Honesty…..

 

Now that might seem like a strange title for my first blog on this site, but it covers the ethos of what I want to share with you today.  I am going to open up my soul, and let the light in. But first, a photo….

This is me on Easter Monday 2012. No clever lighting, no airbrushing, no less-revealing clothes.  I can hear it now, the sniggers, hushed conversations, the funny looks.  This is me in my bikini, and I will not shy away from allowing you to see it.  You see it is about honestly, and being true to myself and what I stand for.  This image is the reality of what six months of less than careful eating does to my body.  Do I have an excuse, yes absolutely, but it is not worth sharing because it is just that, and I am a ‘no excuses’ person. Those reasons may quiet my troubled mind and make me feel somewhat better about myself, but they wouldn’t get me back on the path to success.

I get so frustrated when I read many health and fitness websites espousing the latest weight–loss classes, expensive e-book or ‘secret trick’ to build your ideal body. Some trainers are excellent, but much of the time the authors are not even featured in their own publicity, or the photographs are so out of date it is a joke.  I will not go down that road, and what you see above is my current reality. I am two stone (28lbs) over what I view as my optimal weight. Worse still, I am an absolute believer that where I am now is a manifestation of where I am meant to be.  I am living up to my own expectations of myself, and now that I have accepted that, I am free to move on.

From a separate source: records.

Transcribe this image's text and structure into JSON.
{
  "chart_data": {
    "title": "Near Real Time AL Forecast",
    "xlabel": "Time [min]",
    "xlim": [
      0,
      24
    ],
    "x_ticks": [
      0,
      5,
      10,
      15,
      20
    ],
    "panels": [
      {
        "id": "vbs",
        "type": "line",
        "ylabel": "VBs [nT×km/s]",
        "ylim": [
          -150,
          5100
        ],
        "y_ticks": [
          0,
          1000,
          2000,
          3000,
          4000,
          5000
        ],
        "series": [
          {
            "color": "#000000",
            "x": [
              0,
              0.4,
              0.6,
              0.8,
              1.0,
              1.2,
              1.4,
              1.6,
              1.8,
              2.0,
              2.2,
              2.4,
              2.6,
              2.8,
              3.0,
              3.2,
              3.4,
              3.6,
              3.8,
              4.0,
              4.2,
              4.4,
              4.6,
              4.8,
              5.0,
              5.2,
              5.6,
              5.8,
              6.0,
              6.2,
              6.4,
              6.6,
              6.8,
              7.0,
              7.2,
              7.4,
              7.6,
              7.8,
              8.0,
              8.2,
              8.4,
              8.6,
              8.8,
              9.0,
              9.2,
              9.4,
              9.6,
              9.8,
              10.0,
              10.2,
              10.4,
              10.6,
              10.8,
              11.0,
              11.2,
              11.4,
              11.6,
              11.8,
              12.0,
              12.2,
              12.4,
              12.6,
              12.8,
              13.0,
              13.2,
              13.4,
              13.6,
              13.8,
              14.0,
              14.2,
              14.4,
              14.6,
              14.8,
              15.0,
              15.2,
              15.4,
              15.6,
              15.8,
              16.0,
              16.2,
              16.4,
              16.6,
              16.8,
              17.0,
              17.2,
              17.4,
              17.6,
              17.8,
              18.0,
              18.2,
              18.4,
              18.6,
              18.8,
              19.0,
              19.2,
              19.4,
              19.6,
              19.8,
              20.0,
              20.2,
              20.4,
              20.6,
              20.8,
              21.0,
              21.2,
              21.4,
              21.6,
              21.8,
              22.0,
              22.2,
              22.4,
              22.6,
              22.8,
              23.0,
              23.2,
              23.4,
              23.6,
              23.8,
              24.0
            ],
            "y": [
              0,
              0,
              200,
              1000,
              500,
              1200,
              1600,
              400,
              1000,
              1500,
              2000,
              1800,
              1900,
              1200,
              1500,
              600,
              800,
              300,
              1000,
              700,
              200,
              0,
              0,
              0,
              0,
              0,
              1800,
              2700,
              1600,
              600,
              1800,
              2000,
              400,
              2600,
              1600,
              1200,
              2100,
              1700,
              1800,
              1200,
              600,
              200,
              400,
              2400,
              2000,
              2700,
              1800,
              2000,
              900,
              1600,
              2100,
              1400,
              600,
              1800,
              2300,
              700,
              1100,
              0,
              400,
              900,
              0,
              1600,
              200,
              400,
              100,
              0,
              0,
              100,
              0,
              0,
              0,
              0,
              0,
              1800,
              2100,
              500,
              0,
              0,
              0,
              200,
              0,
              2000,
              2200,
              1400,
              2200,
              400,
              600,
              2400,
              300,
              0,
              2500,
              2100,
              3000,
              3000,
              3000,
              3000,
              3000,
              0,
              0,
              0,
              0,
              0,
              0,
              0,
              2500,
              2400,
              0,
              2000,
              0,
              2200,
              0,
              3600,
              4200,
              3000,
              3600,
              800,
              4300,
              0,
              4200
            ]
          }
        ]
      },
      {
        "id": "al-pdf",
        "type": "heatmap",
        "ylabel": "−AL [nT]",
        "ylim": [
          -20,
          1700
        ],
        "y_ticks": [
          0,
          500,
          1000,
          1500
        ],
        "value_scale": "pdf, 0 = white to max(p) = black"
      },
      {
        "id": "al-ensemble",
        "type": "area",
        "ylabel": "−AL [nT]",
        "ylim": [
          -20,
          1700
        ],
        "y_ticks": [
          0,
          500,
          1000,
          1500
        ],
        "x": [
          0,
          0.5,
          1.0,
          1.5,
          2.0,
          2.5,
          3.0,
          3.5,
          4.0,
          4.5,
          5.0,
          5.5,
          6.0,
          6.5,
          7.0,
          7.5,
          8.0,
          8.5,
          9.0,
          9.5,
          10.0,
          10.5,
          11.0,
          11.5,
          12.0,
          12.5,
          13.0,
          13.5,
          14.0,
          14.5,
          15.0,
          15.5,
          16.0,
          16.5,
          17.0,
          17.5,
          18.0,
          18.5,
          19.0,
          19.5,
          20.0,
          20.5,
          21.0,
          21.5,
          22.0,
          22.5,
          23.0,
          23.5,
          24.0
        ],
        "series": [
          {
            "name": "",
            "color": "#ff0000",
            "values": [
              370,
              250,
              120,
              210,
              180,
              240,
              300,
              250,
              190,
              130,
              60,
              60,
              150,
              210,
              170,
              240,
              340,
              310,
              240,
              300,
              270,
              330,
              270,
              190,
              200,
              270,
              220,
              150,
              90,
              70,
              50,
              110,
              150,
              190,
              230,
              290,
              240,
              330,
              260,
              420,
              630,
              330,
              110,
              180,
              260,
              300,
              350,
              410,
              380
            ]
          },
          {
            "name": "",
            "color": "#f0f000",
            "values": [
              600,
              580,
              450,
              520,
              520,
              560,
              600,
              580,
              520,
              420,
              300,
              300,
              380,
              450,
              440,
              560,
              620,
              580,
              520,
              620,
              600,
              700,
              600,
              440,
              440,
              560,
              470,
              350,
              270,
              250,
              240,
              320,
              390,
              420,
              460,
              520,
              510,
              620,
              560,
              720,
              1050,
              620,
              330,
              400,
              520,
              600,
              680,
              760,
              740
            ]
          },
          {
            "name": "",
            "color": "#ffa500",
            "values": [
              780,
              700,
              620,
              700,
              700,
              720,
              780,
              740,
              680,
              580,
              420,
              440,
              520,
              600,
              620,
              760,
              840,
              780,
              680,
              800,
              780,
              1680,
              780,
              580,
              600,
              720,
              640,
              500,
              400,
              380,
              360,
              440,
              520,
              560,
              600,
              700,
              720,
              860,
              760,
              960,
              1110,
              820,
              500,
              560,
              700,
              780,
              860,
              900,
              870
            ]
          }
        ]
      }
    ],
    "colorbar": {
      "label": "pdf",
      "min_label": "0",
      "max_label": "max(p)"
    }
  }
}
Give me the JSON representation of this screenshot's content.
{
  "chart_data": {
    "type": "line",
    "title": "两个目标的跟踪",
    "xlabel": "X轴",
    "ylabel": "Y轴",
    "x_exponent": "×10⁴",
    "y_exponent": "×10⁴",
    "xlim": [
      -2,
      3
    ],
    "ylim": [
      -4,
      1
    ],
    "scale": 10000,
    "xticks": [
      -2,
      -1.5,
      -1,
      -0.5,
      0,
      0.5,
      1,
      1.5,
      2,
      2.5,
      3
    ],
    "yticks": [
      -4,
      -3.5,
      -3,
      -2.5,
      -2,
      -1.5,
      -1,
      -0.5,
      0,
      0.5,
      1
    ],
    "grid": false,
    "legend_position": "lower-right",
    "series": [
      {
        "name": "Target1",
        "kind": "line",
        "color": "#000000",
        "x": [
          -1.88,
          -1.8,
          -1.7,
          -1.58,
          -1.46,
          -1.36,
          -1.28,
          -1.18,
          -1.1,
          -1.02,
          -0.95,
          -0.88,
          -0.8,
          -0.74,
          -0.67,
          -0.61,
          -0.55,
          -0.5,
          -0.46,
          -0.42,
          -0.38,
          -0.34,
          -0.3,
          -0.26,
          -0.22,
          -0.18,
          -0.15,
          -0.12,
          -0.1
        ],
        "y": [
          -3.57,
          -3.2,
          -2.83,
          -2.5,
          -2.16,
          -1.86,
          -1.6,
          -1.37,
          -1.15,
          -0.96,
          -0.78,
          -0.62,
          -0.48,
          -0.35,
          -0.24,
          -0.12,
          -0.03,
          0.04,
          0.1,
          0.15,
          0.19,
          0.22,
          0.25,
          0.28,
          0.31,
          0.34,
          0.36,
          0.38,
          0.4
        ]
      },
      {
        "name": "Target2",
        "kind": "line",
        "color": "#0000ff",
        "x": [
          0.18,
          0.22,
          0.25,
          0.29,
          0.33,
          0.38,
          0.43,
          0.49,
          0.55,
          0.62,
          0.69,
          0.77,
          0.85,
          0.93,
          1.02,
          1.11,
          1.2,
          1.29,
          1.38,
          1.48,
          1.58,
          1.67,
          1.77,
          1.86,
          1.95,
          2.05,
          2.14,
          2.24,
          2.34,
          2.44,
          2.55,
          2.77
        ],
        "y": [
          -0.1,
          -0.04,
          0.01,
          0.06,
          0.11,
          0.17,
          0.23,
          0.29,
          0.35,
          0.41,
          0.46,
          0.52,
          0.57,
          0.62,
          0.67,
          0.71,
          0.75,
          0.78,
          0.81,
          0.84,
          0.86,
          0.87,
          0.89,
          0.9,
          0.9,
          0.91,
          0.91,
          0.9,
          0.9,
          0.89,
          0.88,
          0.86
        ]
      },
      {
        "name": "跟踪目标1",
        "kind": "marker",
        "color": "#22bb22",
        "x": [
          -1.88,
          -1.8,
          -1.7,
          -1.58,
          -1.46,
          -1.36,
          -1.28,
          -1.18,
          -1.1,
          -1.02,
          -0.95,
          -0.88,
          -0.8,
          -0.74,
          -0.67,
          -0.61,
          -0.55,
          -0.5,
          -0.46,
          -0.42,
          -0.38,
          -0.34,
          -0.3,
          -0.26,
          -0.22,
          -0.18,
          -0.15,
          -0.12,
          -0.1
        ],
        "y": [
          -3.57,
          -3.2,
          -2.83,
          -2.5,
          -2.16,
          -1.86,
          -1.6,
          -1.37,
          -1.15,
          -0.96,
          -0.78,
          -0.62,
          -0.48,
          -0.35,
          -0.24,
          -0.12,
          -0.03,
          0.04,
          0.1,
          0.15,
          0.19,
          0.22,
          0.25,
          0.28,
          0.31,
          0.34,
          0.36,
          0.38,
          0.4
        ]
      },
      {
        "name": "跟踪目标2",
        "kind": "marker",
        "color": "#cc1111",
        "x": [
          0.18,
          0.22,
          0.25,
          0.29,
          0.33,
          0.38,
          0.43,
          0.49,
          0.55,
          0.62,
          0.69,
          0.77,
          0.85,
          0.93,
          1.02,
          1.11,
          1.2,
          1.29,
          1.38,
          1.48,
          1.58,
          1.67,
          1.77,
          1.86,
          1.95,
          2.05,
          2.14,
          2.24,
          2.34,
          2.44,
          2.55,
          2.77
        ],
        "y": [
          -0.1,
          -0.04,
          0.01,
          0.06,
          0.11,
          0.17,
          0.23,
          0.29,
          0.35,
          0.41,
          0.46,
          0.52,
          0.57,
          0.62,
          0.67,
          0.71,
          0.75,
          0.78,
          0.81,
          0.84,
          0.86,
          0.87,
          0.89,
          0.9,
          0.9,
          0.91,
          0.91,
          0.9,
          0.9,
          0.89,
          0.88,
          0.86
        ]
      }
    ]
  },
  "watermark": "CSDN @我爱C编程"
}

As an experienced personal trainer, I have the power and expertise to quite quickly change the physical manifestation of my body. What will take more time to address is the the internal thought processes and beliefs which allowed me to get to this point to begin with. It will take conscientious work and the help of others if I am not to find myself back here in the future. Physically I certainly didn’t get this way by following all of my own advice (which I believe is 100% sound), but have allowed myself to accept mediocrity and lack of consistency in my diet and training. That is how I got to weigh 163lbs, more than I have ever weighed in my life.  Yes I am tall, and yes I am carrying a good amount of muscle underneath that fat, but blah, blah, blah – no excuses!

For various reasons I have been very unhappy recently, and have failed to take care of ‘me’. That neglect is just showing itself externally on my body. I haven’t eaten lots of fast food and junk or spent hours flopped on the couch each day.  I have simply failed to hold myself accountable as often as I should, have allowed treats to become normal, and have skipped too many workouts. You can’t go easy on yourself all of the time and expect it to have no effect.

The only important question now is what am I going to do about it? Firstly I am going to be bold, and tell you that in six months time, on my 40th birthday, I will be in the best shape I have ever been in! That’s just half a year to physically and mentally transform my body. Will there be obstacles and hardship to overcome – certainly. Can I do it – you bet.  Here, I have very publically made the first step. Only by taking this very harsh stocktake of my current condition can I make the necessary adjustments to get to my goal.

Honesty and commitment are key, and putting that image right has everything to do with what and how I feel inside. I need to reconnect to my passion, reach out to others, live a life of purpose and integrity, and make sure that I leave a positive legacy when I finally pop my clogs. What more could anybody want for themselves? In the process I hope to keep learning and share what I know.  18 years as a personal trainer and tens of thousands of pounds spent on courses and conferences must count for something.  We get fulfilment in life by giving and not by getting.

My transformation has already started. My goal has only a limited amount to do with particular weight or clothing size, for that is just a number which we use to judge ourselves and others. I do of course hope that by taking care of the inner me, I will be able to better reflect what I believe in when it comes to having a healthy body. Contentment comes from within, and has nothing to do with our current situation, a particular place, an income, or a mythical point in the future. In the course of the next six months, I hope you will see that by taking care of my innermost thoughts, I can positively change what I see in the mirror.

I am going to take you on my journey if you will allow it. I firmly believe that I have knowledge to share, and that you can learn from my successes and failures. I will bet that there will be plenty of both. I promise to be honest, and hope that by doing so we will all benefit. So yes, this blog will be predominantly about health and fitness, but I am going to show you some deeper concepts to guide you on your own journey through life.